Conflicts of interest always present problems (to some degree)

As our friend Howard Wolinsky continues his journalistic exploits into the world of prostate cancer, he has (almost inevitably) come across an issue of “conflicts of interest”, in which differing researchers have to recuse themselves from comment on certain issues because their opinions could be seen as biased (by financial or other interests).

To see what we are talking about, have a look at Howard’s most recent article, entitled, “‘Missing data’ on prostate test: good science or marketing war?” Your sitemaster would note that one of the individuals Howard refers to in his article is a member of the Scientific Advisory Board for The “New” Prostate Cancer InfoLink.

Your sitemaster has been having to manage his own conflicts of interest with care for years, for all sorts of reasons that can become very complicated (although never for purely financial reasons; he owns no stock in any individual drug company, and he does not provide any form of consulting services to any drug or diagnostic company that is specific to prostate cancer).

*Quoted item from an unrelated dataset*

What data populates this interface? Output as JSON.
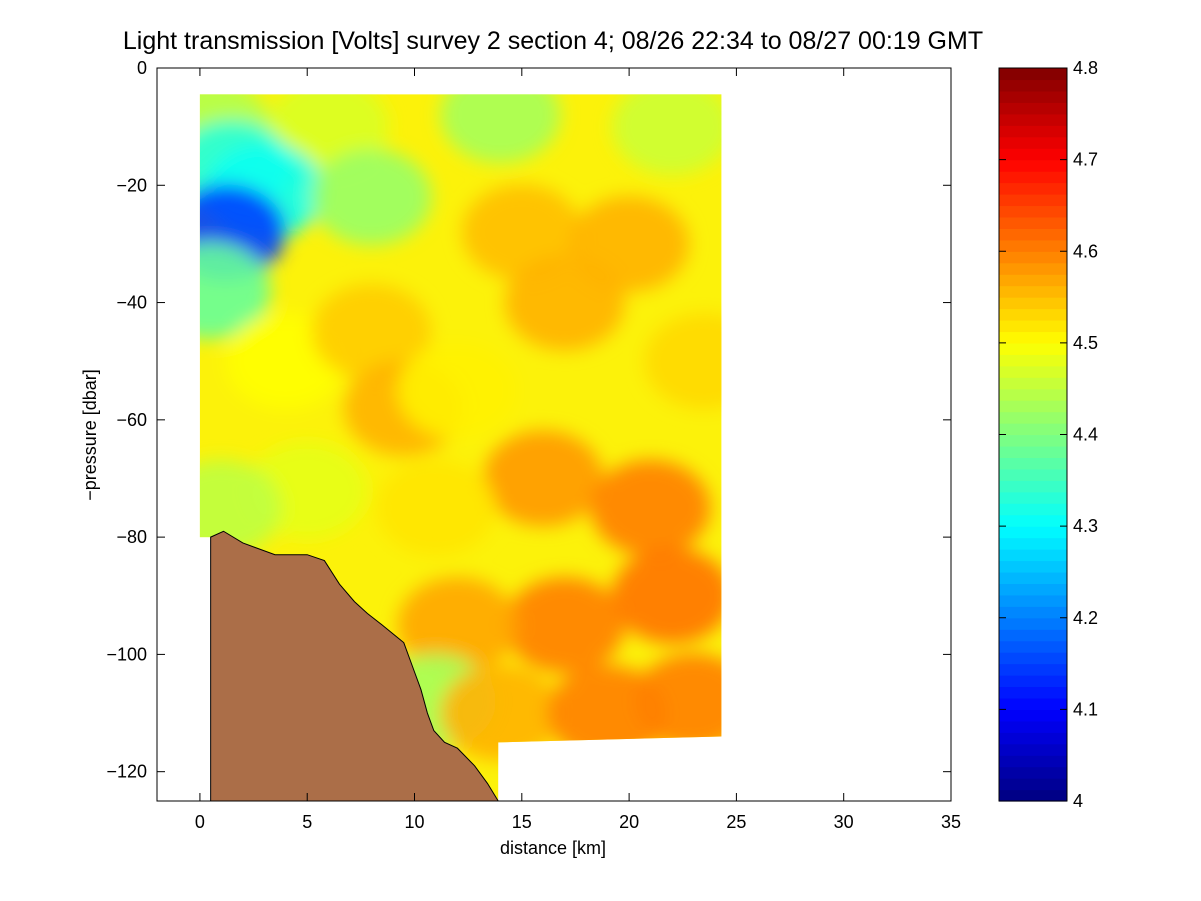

On the other hand, there have been ongoing scientific and marketing “differences of opinion” about the relative merits of the 4KScore test and the Prostate Health Index or phi test ever since the earliest information about these two tests started to surface in the scientific literature. Whether these rise to the level of warfare is open to discussion. And the precise point at which an individual may have to recuse his- or herself from further discussion in a particular topic is in the realm of ethicists and lawyers rather than scientists and communicators.

The people who “invented” and developed the phi test and the 4KScore test all have strong personal opinions about the values of these tests. This should come as no great surprise. On the other hand, it would certainly be inappropriate for anyone on either side of thsi discussion to be claiming that “their” test is “better” than the other. To determine this we would require an independently developed, managed, and implemented, randomized clinical trial … and your sitemaster does not expect such a trial to occur in the near future.